Thursday, May 7, 2020

The problem with inconsistent and unlabeled scales

One of the strategies to come up with novel ways to display data is to combine existing graphic forms. This morning The New York Times published a story titled 'Most States That Are Reopening Fail to Meet White House Guidelines' that contains a series of square equal area cartograms that are, at the same time, trellis charts. The piece is really nice.

There's something about it that worries me a bit, though: charts don't have scales.
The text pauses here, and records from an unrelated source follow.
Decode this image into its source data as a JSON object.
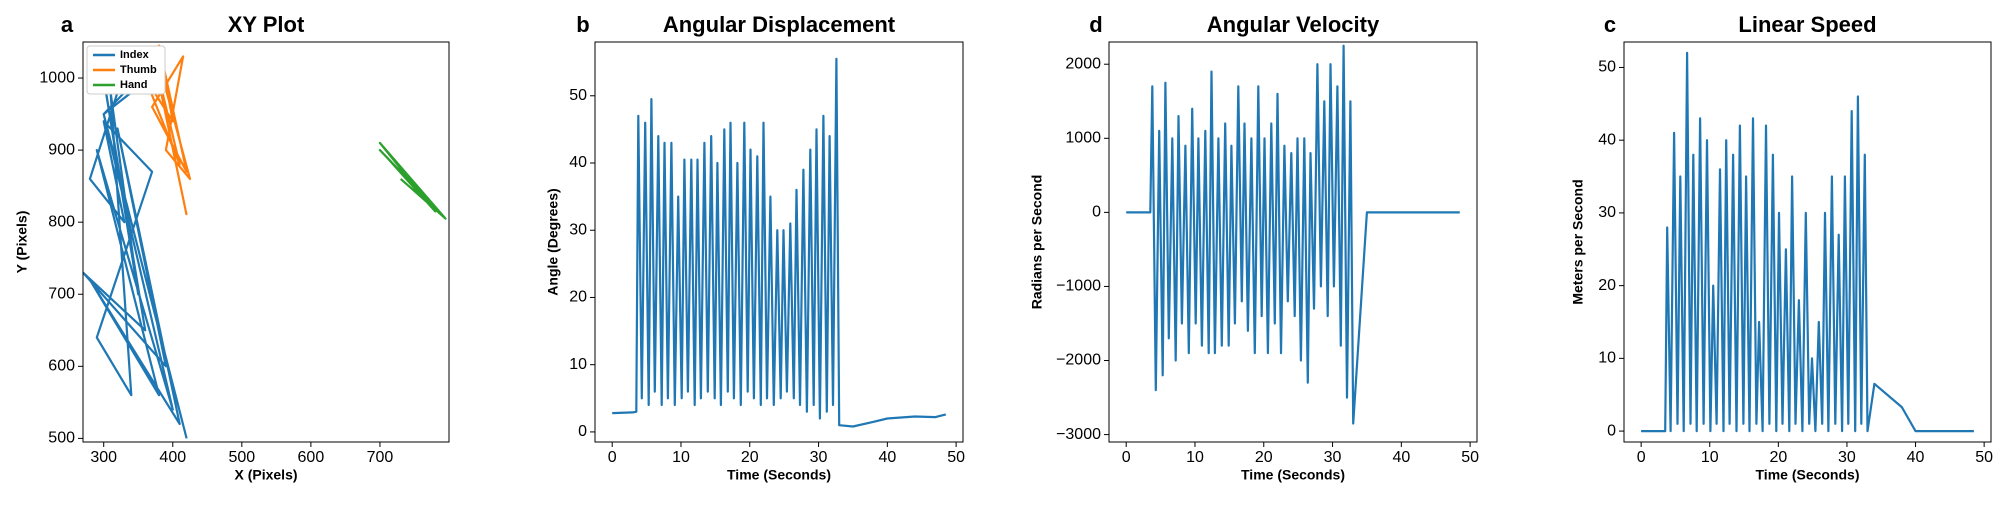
{
  "chart_data": [
    {
      "type": "xy-line",
      "letter": "a",
      "title": "XY Plot",
      "x_label": "X (Pixels)",
      "y_label": "Y (Pixels)",
      "xlim": [
        270,
        800
      ],
      "xticks": [
        300,
        400,
        500,
        600,
        700
      ],
      "ylim": [
        495,
        1050
      ],
      "yticks": [
        500,
        600,
        700,
        800,
        900,
        1000
      ],
      "legend": "upper-left",
      "series": [
        {
          "name": "Index",
          "color": "#1f77b4",
          "x": [
            420,
            300,
            400,
            290,
            380,
            280,
            410,
            320,
            390,
            270,
            360,
            300,
            350,
            310,
            340,
            290,
            370,
            300,
            330,
            280,
            330,
            350,
            300,
            340
          ],
          "values": [
            500,
            950,
            540,
            900,
            560,
            720,
            520,
            930,
            600,
            730,
            650,
            1000,
            700,
            980,
            560,
            640,
            870,
            940,
            800,
            860,
            1010,
            1000,
            950,
            980
          ]
        },
        {
          "name": "Thumb",
          "color": "#ff7f0e",
          "x": [
            420,
            370,
            410,
            360,
            400,
            380,
            420,
            370,
            415,
            390,
            425,
            380
          ],
          "values": [
            810,
            1040,
            880,
            1000,
            940,
            1045,
            870,
            960,
            1030,
            900,
            860,
            1020
          ]
        },
        {
          "name": "Hand",
          "color": "#2ca02c",
          "x": [
            795,
            700,
            780,
            710,
            790,
            720,
            770,
            700,
            795,
            730
          ],
          "values": [
            805,
            910,
            815,
            890,
            810,
            880,
            830,
            900,
            805,
            860
          ]
        }
      ]
    },
    {
      "type": "line",
      "letter": "b",
      "title": "Angular Displacement",
      "x_label": "Time (Seconds)",
      "y_label": "Angle (Degrees)",
      "xlim": [
        -2.5,
        51
      ],
      "xticks": [
        0,
        10,
        20,
        30,
        40,
        50
      ],
      "ylim": [
        -1.5,
        58
      ],
      "yticks": [
        0,
        10,
        20,
        30,
        40,
        50
      ],
      "series": [
        {
          "color": "#1f77b4",
          "x": [
            0,
            3,
            3.5,
            3.8,
            4.3,
            4.8,
            5.3,
            5.7,
            6.2,
            6.7,
            7.2,
            7.6,
            8.1,
            8.6,
            9.1,
            9.6,
            10.1,
            10.5,
            11.0,
            11.5,
            12.0,
            12.4,
            12.9,
            13.4,
            13.9,
            14.4,
            14.9,
            15.3,
            15.8,
            16.3,
            16.8,
            17.2,
            17.7,
            18.2,
            18.7,
            19.2,
            19.7,
            20.1,
            20.6,
            21.1,
            21.6,
            22.0,
            22.5,
            23.0,
            23.5,
            24.0,
            24.5,
            24.9,
            25.4,
            25.9,
            26.4,
            26.8,
            27.3,
            27.8,
            28.3,
            28.8,
            29.3,
            29.7,
            30.2,
            30.7,
            31.2,
            31.6,
            32.1,
            32.6,
            33.0,
            35,
            38,
            40,
            44,
            47,
            48.5
          ],
          "values": [
            2.8,
            2.9,
            3,
            47,
            5,
            46,
            4,
            49.5,
            6,
            44,
            4,
            43,
            5,
            43,
            4,
            35,
            5,
            40.5,
            6,
            40.5,
            4,
            40.5,
            5,
            43,
            6,
            44,
            5,
            40,
            4,
            45,
            6,
            46,
            5,
            40,
            4,
            46,
            6,
            42,
            5,
            41,
            4,
            46,
            5,
            35,
            4,
            30,
            5,
            30,
            6,
            31,
            5,
            36,
            4,
            39,
            3,
            42,
            4,
            45,
            2,
            47,
            3,
            44,
            4,
            55.5,
            1,
            0.8,
            1.5,
            2,
            2.3,
            2.2,
            2.6
          ]
        }
      ]
    },
    {
      "type": "line",
      "letter": "d",
      "title": "Angular Velocity",
      "x_label": "Time (Seconds)",
      "y_label": "Radians per Second",
      "xlim": [
        -2.5,
        51
      ],
      "xticks": [
        0,
        10,
        20,
        30,
        40,
        50
      ],
      "ylim": [
        -3100,
        2300
      ],
      "yticks": [
        {
          "value": -3000,
          "label": "−3000"
        },
        {
          "value": -2000,
          "label": "−2000"
        },
        {
          "value": -1000,
          "label": "−1000"
        },
        0,
        1000,
        2000
      ],
      "series": [
        {
          "color": "#1f77b4",
          "x": [
            0,
            3,
            3.5,
            3.8,
            4.3,
            4.8,
            5.3,
            5.7,
            6.2,
            6.7,
            7.2,
            7.6,
            8.1,
            8.6,
            9.1,
            9.6,
            10.1,
            10.5,
            11.0,
            11.5,
            12.0,
            12.4,
            12.9,
            13.4,
            13.9,
            14.4,
            14.9,
            15.3,
            15.8,
            16.3,
            16.8,
            17.2,
            17.7,
            18.2,
            18.7,
            19.2,
            19.7,
            20.1,
            20.6,
            21.1,
            21.6,
            22.0,
            22.5,
            23.0,
            23.5,
            24.0,
            24.5,
            24.9,
            25.4,
            25.9,
            26.4,
            26.8,
            27.3,
            27.8,
            28.3,
            28.8,
            29.3,
            29.7,
            30.2,
            30.7,
            31.2,
            31.6,
            32.1,
            32.6,
            33.0,
            35,
            38,
            40,
            44,
            47,
            48.5
          ],
          "values": [
            0,
            0,
            0,
            1700,
            -2400,
            1100,
            -2200,
            1750,
            -1700,
            1000,
            -2000,
            1300,
            -1500,
            900,
            -1900,
            1400,
            -1500,
            1000,
            -1800,
            1100,
            -1900,
            1900,
            -1900,
            1000,
            -1800,
            1200,
            -1800,
            900,
            -1500,
            1700,
            -1200,
            1200,
            -1600,
            1000,
            -1900,
            1700,
            -1400,
            1000,
            -1900,
            1200,
            -1500,
            1600,
            -1900,
            900,
            -1200,
            800,
            -1400,
            1000,
            -2000,
            1000,
            -2300,
            800,
            -1300,
            2000,
            -1000,
            1500,
            -1400,
            2000,
            -1000,
            1700,
            -1800,
            2250,
            -2500,
            1500,
            -2850,
            0,
            0,
            0,
            0,
            0,
            0
          ]
        }
      ]
    },
    {
      "type": "line",
      "letter": "c",
      "title": "Linear Speed",
      "x_label": "Time (Seconds)",
      "y_label": "Meters per Second",
      "xlim": [
        -2.5,
        51
      ],
      "xticks": [
        0,
        10,
        20,
        30,
        40,
        50
      ],
      "ylim": [
        -1.5,
        53.5
      ],
      "yticks": [
        0,
        10,
        20,
        30,
        40,
        50
      ],
      "series": [
        {
          "color": "#1f77b4",
          "x": [
            0,
            3,
            3.5,
            3.8,
            4.3,
            4.8,
            5.3,
            5.7,
            6.2,
            6.7,
            7.2,
            7.6,
            8.1,
            8.6,
            9.1,
            9.6,
            10.1,
            10.5,
            11.0,
            11.5,
            12.0,
            12.4,
            12.9,
            13.4,
            13.9,
            14.4,
            14.9,
            15.3,
            15.8,
            16.3,
            16.8,
            17.2,
            17.7,
            18.2,
            18.7,
            19.2,
            19.7,
            20.1,
            20.6,
            21.1,
            21.6,
            22.0,
            22.5,
            23.0,
            23.5,
            24.0,
            24.5,
            24.9,
            25.4,
            25.9,
            26.4,
            26.8,
            27.3,
            27.8,
            28.3,
            28.8,
            29.3,
            29.7,
            30.2,
            30.7,
            31.2,
            31.6,
            32.1,
            32.6,
            33.0,
            34,
            38,
            40,
            44,
            47,
            48.5
          ],
          "values": [
            0,
            0,
            0,
            28,
            0,
            41,
            1,
            35,
            0,
            52,
            1,
            38,
            0,
            43,
            1,
            40,
            0,
            20,
            1,
            36,
            0,
            40,
            1,
            38,
            0,
            42,
            1,
            35,
            0,
            43,
            1,
            15,
            0,
            42,
            1,
            38,
            0,
            30,
            1,
            25,
            0,
            35,
            1,
            18,
            0,
            30,
            1,
            10,
            0,
            15,
            1,
            30,
            0,
            35,
            1,
            27,
            0,
            35,
            1,
            44,
            0,
            46,
            1,
            38,
            0,
            6.5,
            3.3,
            0,
            0,
            0,
            0
          ]
        }
      ]
    }
  ]
}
Removing scales from graphics seems to be getting more popular lately among data journalists, and it works in some cases here: some of these charts have horizontal reference lines—see animation on the right—that help you get a sense of proportion and variation.

But the following set of line charts lacks any reference and, moreover, it seems that each one is based on a different scale: New York has more daily confirmed cases than Florida—thousands versus hundreds—but the last point on Florida's line is higher than New York's. New Hampshire has a 7-day average of around 100 cases; Maine has a bit more than 20. I understand that the goal of these graphics is to reveal upward and downward trends, not the case count itself, but I fear that this design choice may mislead some readers:

Here are those charts with scales:

What could be an alternative here, I wonder? It's tricky. There might not be an ideal solution, as it often happens in visualization; adding detailed labels would clutter these tiny charts. Perhaps not to show daily new confirmed cases, but some sort of index—percentage change based on a common starting point for all states,—or the variation in comparison to the previous day or week?